15 Ohio Law. Abs. 391 | Ohio Ct. App. | 1933

OPINION

By FARR, J.

It is disclosed that Coceo was a workman who placed curbing in street improvements, and in the instant case he had constructed linear and circular curbings. This was in the year 1930. It is said in the case at bar that the action, was brought under §2365-3 GC. That section reads as follows:

“Any person, firm or corporation to whom any money shall be due on account of having performed any labor, or furnished any material in the construction, erection', alteration or repair of any such building, work or improvement, at any time after performing such labor or furnishing such material, but not later than ninety days after the acceptance of such building, work or improvement by the duly authorized board or officer, shall furnish the sureties on said bond, a statement of the amount due to any such person, firm or corporation. No suit shall be brought against said sureties on said bond until after sixty days after *392the furnishing of said statement. If said indebtedness shall not be paid in full at the expiration of said sixty days, said person, firm or corporation may bring an action in his own name upon such bond, as provided in §§11242 and 11243 GC, said action to be commenced not later than one year from the date of acceptance of said building, work or improvement.”
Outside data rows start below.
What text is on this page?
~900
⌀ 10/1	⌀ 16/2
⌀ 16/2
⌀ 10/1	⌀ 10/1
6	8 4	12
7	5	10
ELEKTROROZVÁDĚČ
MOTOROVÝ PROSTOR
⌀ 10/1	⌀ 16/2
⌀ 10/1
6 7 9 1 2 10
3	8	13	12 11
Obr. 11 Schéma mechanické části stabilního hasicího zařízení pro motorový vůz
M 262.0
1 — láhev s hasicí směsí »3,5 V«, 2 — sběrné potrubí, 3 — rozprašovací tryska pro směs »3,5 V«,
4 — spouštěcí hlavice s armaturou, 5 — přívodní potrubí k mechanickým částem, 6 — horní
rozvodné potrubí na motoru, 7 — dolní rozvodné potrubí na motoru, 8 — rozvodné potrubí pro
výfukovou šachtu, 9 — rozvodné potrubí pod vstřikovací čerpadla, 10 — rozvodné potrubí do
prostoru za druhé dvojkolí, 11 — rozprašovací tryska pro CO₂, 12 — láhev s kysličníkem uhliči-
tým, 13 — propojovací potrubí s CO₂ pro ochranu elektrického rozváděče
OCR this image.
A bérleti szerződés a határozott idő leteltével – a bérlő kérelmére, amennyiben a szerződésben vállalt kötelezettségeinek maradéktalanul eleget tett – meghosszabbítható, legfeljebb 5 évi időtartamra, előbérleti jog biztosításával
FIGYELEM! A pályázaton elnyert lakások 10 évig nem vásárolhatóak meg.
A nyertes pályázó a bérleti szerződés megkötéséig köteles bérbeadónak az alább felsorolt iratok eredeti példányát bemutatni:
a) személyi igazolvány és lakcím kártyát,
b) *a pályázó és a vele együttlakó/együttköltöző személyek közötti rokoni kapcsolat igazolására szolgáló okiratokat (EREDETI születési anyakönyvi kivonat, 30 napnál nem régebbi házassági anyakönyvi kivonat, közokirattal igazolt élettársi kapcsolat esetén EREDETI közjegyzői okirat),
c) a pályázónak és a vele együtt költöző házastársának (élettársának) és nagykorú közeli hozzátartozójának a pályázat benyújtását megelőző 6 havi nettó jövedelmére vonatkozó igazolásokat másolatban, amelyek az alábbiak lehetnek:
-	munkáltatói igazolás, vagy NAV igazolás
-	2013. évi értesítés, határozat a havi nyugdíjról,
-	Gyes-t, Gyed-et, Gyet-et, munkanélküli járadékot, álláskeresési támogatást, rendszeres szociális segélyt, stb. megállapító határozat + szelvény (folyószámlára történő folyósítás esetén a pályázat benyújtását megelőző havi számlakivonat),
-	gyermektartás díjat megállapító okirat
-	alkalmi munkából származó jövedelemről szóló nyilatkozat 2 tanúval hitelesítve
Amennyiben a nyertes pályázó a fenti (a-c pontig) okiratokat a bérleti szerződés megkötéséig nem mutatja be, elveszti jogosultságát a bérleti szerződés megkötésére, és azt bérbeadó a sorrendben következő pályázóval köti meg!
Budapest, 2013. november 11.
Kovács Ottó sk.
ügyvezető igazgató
It is insisted, as before stated, that this action is brought under favor of the above section of the General Code, and it is also insisted that the action was wrongfully brought; that it should have been commenced against the surety or Bonding Company, and this section so provides, but the real issue in this case arises with reference to the matter of furnishing a statement to the Bonding Company, as provided in above §2365-3 GC.

It will be noticed from a reading of this section that not later than ninety days after the acceptance of “such building, work or improvement by duly authorized boards or officers authorized to accept such work,” a statement of the amount due must be furnished to the surety, which would be in this case the Bonding Company. It is insisted here that the plaintiff fails in this behalf. There are two carbon copies of letters attached to the record which assume to be copies of notice served upon the Bonding Company, but there is no proof disclosed by the record that these letters were sent to the Bonding Company or that any other notice was served upon them.

Next, it is insisted that the ninety-day peviod would begin to run from the furnishing of the final estimate on the work. The County Engineer made a final estimate and it is claimed that this would be sufficient in the way of fixing the time of the acceptance of the work for furnishing notice to the Bonding Company, but scarcely can that position be maintained. There might be a wide divergence between the date of the furnishing of the final estimate and the date upon which the work was really completed and accepted. Completion would not be sufficient; it requires acceptance by the proper authority.

The conclusion must be, therefore, that in the instant case no sufficient notice was served upon the Bonding Company of the acceptance of the work, and what would be the effect of such failure?

A case of interest in this connection is Atkinson et v Orr-Ault Construction Company, 124 Oh St, 102. There is a short opinion by the court, beginning at the bottom of page 102, and ending at the top of page 103, which reads as follows:

“That §2365-3 GC requiring on performing labor or furnishing material, in the construction, erection, alteration or repair of a building, work or improvement under contracts referred to in such section, to furnish the sureties on the bond of the principal contractor a statement of the amount due such person, firm or corporation before suit may be brought upon such bond, is jurisdictional in character.”

And the foregoing is the principle applicable in this case, that the requirement of a statement of the amount due such person, firm or corporation shall be served within the prescribed time upon the surety, and that requirement of the statute is jurisdictional. The same principle is announced in the case of Surety Company v Smith, 117 Oh St, 28, and at page 42 in the opinion of the court.

The conclusion is, therefore, that Coceo, unfortunate as it may be for him, was not circumspect in the matter of having this statement served upon the surety, in order that the surety might be bound, and his action to recover could be maintained; for the reason that the requirement of §2365-3 GC is jurisdictional in character. Having-reached that conclusion, it follows that the judgment of the court below must be affirmed and it is so ordered.

Judgment affirmed.

POLLOCK and ROBERTS, JJ, concur in judgment.